The two case studies highlight some areas where our current hit confirm VFX falls short. One of the changes we’re iterating on is to have blood and spark effects spawn on the character’s current position, according to which part of their body got hit, and follow them as they move. This greatly increases the clarity in situations like in case study 2 with crouching enemies, because the visual effect will move with their body movements.

One trade-off to this approach is that it would be possible for hit confirm VFX to move behind cover alongside its attached character. Consider the case of a player with 100 ms of ping shooting at a player jiggle peeking a corner. If they land a shot on the enemy and they immediately move back behind a corner before the hit confirm arrives from the server, the shooter may not be able to see the hit confirm when it spawns.

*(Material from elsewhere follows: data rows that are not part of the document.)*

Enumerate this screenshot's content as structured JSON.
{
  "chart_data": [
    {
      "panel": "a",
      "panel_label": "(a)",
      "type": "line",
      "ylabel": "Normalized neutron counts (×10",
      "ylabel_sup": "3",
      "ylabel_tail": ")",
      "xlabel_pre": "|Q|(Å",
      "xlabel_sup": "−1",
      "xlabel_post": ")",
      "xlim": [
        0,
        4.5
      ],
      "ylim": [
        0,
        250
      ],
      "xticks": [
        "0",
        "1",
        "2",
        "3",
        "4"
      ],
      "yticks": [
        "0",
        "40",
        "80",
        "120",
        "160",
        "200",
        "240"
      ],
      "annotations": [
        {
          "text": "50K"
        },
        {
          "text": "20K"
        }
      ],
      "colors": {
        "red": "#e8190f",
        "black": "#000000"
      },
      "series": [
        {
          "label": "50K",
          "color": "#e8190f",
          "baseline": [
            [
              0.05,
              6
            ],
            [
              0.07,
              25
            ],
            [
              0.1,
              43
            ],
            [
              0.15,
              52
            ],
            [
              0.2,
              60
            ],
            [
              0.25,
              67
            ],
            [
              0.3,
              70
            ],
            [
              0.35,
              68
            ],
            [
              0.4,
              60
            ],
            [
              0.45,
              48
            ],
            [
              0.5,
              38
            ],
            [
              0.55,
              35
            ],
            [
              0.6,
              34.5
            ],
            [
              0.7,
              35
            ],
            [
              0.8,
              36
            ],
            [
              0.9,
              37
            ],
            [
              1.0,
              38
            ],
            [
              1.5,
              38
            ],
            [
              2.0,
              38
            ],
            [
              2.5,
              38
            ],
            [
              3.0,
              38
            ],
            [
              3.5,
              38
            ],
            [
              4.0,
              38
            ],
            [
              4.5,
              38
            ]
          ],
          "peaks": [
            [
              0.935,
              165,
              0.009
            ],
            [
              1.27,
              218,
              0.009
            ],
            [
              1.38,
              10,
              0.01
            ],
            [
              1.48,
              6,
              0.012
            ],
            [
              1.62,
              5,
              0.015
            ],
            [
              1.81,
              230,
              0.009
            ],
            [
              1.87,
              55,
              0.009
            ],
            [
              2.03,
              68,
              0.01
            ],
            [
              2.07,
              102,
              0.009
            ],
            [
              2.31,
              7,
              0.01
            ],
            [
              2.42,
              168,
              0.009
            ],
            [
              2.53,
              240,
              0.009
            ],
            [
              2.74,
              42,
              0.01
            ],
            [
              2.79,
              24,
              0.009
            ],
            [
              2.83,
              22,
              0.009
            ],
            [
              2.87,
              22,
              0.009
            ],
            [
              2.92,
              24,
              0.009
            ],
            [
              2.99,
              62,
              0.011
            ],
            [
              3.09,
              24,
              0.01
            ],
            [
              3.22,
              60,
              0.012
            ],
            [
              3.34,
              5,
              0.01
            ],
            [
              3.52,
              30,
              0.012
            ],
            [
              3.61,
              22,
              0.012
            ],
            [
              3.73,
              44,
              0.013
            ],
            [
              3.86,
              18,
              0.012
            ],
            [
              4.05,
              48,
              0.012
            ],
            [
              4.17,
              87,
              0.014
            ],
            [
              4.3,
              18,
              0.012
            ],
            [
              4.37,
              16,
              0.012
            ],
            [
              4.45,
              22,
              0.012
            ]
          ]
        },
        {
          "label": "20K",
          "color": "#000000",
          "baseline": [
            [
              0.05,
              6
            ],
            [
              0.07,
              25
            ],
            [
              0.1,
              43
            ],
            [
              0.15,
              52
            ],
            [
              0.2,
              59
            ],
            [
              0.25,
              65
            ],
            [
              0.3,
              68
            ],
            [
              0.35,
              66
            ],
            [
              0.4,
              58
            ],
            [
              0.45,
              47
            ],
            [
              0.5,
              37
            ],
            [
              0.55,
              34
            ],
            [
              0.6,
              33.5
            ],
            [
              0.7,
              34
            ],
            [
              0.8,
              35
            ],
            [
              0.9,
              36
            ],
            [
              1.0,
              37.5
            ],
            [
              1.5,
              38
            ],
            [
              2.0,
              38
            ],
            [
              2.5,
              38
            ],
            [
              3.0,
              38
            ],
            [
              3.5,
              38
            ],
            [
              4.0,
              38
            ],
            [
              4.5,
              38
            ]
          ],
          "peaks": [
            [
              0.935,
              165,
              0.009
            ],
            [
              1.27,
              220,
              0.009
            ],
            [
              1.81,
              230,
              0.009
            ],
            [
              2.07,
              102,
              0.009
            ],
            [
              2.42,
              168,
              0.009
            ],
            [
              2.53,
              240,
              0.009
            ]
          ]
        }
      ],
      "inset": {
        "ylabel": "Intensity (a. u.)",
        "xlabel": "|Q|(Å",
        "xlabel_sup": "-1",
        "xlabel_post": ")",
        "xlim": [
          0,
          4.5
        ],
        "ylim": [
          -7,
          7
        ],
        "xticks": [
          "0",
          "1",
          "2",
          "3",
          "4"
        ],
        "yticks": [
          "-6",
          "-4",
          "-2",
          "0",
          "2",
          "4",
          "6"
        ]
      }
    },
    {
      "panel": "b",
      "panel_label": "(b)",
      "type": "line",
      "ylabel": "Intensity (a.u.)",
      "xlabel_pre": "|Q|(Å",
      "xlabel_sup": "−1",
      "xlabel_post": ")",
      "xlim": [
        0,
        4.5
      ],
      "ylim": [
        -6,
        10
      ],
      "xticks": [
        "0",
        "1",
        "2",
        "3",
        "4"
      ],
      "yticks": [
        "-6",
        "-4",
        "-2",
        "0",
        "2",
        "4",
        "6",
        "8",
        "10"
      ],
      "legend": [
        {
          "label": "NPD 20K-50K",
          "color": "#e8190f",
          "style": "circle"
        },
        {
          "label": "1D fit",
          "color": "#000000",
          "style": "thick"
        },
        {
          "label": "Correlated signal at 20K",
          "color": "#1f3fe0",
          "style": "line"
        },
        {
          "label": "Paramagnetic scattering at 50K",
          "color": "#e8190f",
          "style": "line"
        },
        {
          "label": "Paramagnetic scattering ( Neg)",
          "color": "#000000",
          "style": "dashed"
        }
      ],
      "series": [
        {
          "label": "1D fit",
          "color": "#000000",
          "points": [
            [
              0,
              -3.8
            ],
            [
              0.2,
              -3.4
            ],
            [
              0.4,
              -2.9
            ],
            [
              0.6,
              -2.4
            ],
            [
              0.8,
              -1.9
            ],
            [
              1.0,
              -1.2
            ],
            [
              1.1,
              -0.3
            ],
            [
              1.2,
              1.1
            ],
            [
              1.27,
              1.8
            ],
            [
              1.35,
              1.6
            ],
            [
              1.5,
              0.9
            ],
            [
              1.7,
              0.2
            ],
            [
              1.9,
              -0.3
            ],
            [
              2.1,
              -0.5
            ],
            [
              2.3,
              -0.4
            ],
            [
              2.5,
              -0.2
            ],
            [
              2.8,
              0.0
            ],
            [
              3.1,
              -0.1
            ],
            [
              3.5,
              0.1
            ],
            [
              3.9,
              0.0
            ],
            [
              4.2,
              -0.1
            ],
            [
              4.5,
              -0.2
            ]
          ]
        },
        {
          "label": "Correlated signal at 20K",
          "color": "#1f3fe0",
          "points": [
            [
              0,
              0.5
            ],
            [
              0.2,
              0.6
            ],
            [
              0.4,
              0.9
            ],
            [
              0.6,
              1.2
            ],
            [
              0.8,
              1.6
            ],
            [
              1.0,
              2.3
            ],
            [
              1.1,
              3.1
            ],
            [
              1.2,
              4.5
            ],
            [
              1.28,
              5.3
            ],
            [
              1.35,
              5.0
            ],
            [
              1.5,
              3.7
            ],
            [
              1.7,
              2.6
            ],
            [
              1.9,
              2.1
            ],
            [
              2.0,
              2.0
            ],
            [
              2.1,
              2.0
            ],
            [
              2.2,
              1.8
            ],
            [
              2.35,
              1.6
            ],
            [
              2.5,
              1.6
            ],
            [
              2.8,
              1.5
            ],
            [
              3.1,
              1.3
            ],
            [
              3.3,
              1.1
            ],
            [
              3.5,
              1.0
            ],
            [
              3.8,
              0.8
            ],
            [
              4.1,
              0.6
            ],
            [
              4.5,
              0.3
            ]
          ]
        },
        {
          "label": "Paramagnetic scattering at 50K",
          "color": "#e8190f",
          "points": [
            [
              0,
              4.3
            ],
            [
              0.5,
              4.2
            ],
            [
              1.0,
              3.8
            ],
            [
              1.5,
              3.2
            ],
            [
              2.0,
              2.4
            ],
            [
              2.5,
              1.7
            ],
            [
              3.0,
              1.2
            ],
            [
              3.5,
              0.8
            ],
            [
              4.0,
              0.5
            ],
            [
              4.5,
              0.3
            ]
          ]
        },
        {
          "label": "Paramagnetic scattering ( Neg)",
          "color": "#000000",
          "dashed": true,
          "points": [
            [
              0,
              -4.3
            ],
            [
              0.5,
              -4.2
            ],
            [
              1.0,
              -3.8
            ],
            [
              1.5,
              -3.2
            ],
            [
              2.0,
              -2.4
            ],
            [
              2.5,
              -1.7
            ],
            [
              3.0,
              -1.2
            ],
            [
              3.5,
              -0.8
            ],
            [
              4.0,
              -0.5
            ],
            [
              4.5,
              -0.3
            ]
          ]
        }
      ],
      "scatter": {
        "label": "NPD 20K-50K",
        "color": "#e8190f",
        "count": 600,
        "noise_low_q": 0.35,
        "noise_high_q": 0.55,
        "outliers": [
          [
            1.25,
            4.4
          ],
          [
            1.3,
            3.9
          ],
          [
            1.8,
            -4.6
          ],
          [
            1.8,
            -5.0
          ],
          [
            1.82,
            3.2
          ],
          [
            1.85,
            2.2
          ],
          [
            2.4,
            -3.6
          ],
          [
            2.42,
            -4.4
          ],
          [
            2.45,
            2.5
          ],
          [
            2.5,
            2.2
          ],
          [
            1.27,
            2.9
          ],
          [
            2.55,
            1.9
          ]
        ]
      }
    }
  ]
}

We’ve considered adding multiple particles, some that follow the character and others that spawn immediately at the hit location, based on the client simulation, to mitigate this issue. However, this in turn can cause confusion if the client and server simulations ever disagree on the outcome of a shot: The effects need to be clear in what they represent so it’s easy to understand the outcome of a shot.

We’re continuing to iterate on this and other improvements to clarity and hope to have a set of clarity updates to share soon, in a future patch.

KEEP SENDING VIDEOS

Hopefully this post has helped you better understand how hit registration works in VALORANT and better understand why shots resolve the way they do. Please keep sending us videos any time you think hit reg is misbehaving, we do try our best to look at all of them.

Even if there’s no issue at hand, it helps us track down hit registration correctness bugs faster when they do happen (my heart rate also jumps each time I see the word “Hit Reg” on a top voted reddit post).